Gifting the SWORP materials through potlatches has
allowed the Coquille Tribe to establish similarly
productive relationships with surrounding Indian
nations. The significance of these potlatches is
tremendous: Not only have they reunited for the first
time tribes that were widely dispersed during the
1850s era of removal, but they also have rekindled
an ancient tradition. In addition to these cultural
and political benefits, the practice of gifting has
practical benefits. SWORP archives, provided by the
Coquille to their tribal neighbors at Coos Bay, serve
as the foundation for the emerging Coos Bay tribal
library and have generated goodwill among these two
Indian nations. Several tribes are using SWORP documents
in their efforts to gain federal recognition; for
example, the Coquille recently gave the Chinook Tribe
twelve maps that document its ancestral homelands.

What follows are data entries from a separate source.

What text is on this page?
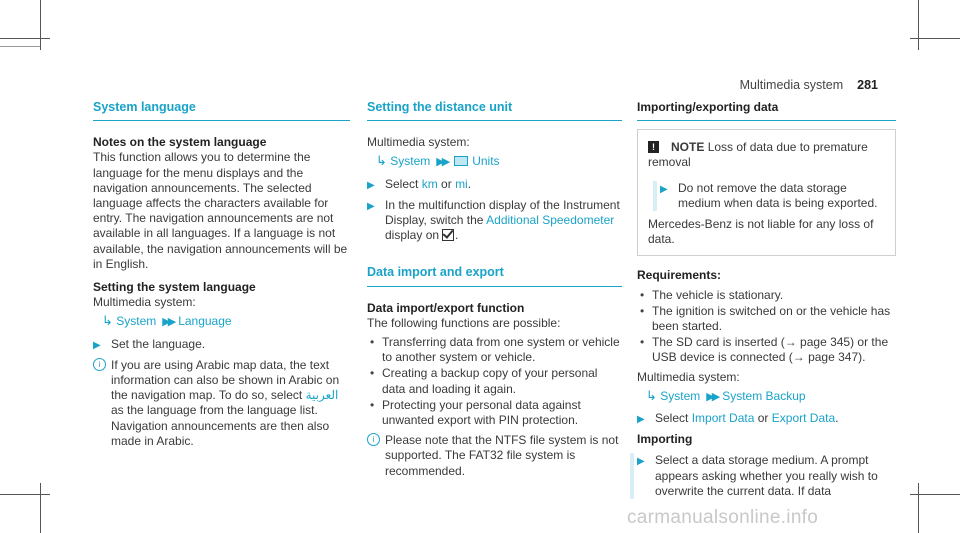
Multimedia system 281
System language
Notes on the system language

This function allows you to determine the language for the menu displays and the navigation announcements. The selected language affects the characters available for entry. The navigation announcements are not available in all languages. If a language is not available, the navigation announcements will be in English.

Setting the system language
Multimedia system:
↳ System ▶▶ Language
▶ Set the language.
i If you are using Arabic map data, the text information can also be shown in Arabic on the navigation map. To do so, select العربية as the language from the language list. Navigation announcements are then also made in Arabic.
Setting the distance unit
Multimedia system:
↳ System ▶▶ Units
▶ Select km or mi.
▶ In the multifunction display of the Instrument Display, switch the Additional Speedometer display on .
Data import and export
Data import/export function
The following functions are possible:
• Transferring data from one system or vehicle to another system or vehicle.
• Creating a backup copy of your personal data and loading it again.
• Protecting your personal data against unwanted export with PIN protection.
i Please note that the NTFS file system is not supported. The FAT32 file system is recommended.
Importing/exporting data
! NOTE Loss of data due to premature removal
▶ Do not remove the data storage medium when data is being exported.
Mercedes-Benz is not liable for any loss of data.
Requirements:
• The vehicle is stationary.
• The ignition is switched on or the vehicle has been started.
• The SD card is inserted (→ page 345) or the USB device is connected (→ page 347).
Multimedia system:
↳ System ▶▶ System Backup
▶ Select Import Data or Export Data.
Importing
▶ Select a data storage medium. A prompt appears asking whether you really wish to overwrite the current data. If data
carmanualsonline.info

At the same time, the gifts are beginning to be reflected
back to the Coquille. SWORP directors recently received
a completely digitized version of the SWORP archives
from the Smith River Rancheria (California), which
worked in conjunction with the Center for Indian
Community Development at Humboldt State University
to make the archives electronically accessible. The
Smith River Rancheria’s gift also included
digital copies of its own archival documents, many
of which complement the SWORP collections.
In addition to these successes, SWORP plays a critical
role in improving the Coquille Tribe’s governmental
performance and enhancing the Tribe’s presence
and influence in the region. Using maps from the
SWORP collection, Coquille tribal employees have
developed a mapping system that enables tribal departments
to protect archaeological and cultural sites while
making development decisions. Specifically, they
are now able to determine—at a moment’s
notice—whether sites in question are sacred
or of historical significance. Additionally, in cooperation
with the Coos County Planning Commission, the Coquille
Tribe’s cultural resource managers have added
141 new sites to the county’s inventories—sites
previously not protected by the Oregon State Historical
Preservation Office—and helped the county devise
a buffering system that protects the confidential
location of these sites. Not only does SWORP allow
the Tribe to make more informed development and conservation
decisions, but it also allows the Tribe to assign
appropriate place names. The “Osprey Weir Site” is
now called “Ni-Les-Tun-Tene” on the Coos
County Map of Cultural, Natural, Geologic, and Botanical
Resources. In a recent issue of the Oregon Historical
Quarterly, scholars using SWORP documents were able
to attribute the word “Oregon” to a mispronounced
Cree word describing an oil-laden fish that was traded
throughout the Pacific Northwest.
SWORP is a low-cost, high-benefit, and easily transferable
endeavor that exemplifies and advances tribal self-determination.
Through SWORP, the Coquille have empowered themselves
and other Indian nations in the Northwest by recovering “paper
proof” of their history and culture that complements
the oral traditions and memories of their elders.
This effort has enhanced cultural education, resulted
in valuable institutional partnerships, improved
intertribal relations, rekindled community traditions,
and strengthened the tribal government’s ability
to function as a self-determined sovereign.